A student emailed me and asked about the usefulness of the market depth window on his trading platform. As a former scalper, I am intimately familiar with that tool and how to read it. You will notice that I said a former scalper. I now focus on short term trading based on charts and do not use the market depth in my own trading.
If you are not familiar with scalping, it is a trading style that attempts to profit from very small movements in price or simply capturing the spread of a stock by buying on the bid price and selling on the ask price. I did this in America early in my trading and made good money at it. In India, this style of trading is called jobbing and is prohibitive due to the commission costs.
That is not to say that the market depth tool is useless.

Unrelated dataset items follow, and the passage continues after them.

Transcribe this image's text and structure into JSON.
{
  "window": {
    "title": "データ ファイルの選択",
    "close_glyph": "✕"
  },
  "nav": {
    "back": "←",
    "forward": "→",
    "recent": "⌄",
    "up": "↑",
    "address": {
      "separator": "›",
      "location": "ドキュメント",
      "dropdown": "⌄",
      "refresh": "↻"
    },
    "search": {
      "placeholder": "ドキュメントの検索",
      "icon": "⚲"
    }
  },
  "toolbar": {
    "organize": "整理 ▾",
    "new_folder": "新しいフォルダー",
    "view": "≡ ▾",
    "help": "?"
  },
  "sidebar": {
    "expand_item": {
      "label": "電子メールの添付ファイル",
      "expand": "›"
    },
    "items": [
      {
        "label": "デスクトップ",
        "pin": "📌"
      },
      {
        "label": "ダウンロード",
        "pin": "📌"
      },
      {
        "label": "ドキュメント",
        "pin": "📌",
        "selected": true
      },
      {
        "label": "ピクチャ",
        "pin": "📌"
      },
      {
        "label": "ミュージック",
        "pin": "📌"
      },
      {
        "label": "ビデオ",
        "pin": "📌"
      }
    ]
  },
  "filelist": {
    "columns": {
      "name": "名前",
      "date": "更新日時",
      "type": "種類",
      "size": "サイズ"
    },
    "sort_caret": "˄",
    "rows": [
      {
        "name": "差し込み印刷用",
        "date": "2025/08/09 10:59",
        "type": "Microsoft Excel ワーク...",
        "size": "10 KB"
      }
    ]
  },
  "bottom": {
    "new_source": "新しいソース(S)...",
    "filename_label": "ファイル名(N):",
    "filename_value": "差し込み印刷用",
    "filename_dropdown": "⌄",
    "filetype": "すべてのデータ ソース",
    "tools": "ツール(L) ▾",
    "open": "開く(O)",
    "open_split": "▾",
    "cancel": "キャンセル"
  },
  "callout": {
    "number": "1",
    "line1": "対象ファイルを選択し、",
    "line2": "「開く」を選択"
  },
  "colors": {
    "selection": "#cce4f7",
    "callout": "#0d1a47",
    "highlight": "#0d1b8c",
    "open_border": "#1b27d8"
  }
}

This window gives you some valuable information as to the immediate supply and demand picture of the security you are looking at. The Bid is where passive buyers can post their orders to buy shares. I call them passive because they are stating the maximum price they are willing to pay and must wait for someone to sell to them at that price or better. The number of shares shown on the bid is the immediate demand in the stock.
The Ask or Offer in the market depth window is where passive sellers place orders to sell their shares at a particular price or higher. Once again they are passive orders as these sellers must wait for someone to buy from them. Their shares represent the immediate supply in the stock.
There is a problem with blindly assuming that the market depth is the true supply and demand scenario. All participants in the market can elect to show only a portion of their true order. For instance, if I wanted to buy a large quantity of shares, I could post on the bid. But as soon as my large number for shares to buy showed on the bid, other buyers would buy in front of me due to the large demand. That would cause the prices to rise and I would either not get filled or would have to accept a much higher price for my shares.
To avoid this and to get a good price for my shares, I have the choice to disclose only a portion of my order to the market. I must show a minimum of 10% of the complete order as does anyone.
When you are deciding whether to enter a long or exit a short at a demand zone, large buying pressure stacking on the bid may help your decision. However, if there is still large selling pressure on the offer you may want to hold on to a winning short or postpone a long entry.
The same process can be used at a supply zone to see if price is more likely to continue or to reverse. If you see larger numbers of shares on the bid, then price should continue to rise. But if you see the offer showing large size then prices are more likely to reverse and drop.
Can you trade without in depth knowledge of the market depth? Of course you can. This is just an additional tool to assist you in your decision making at supply and demand zones. Focus on your charts and trend and you can achieve trading success.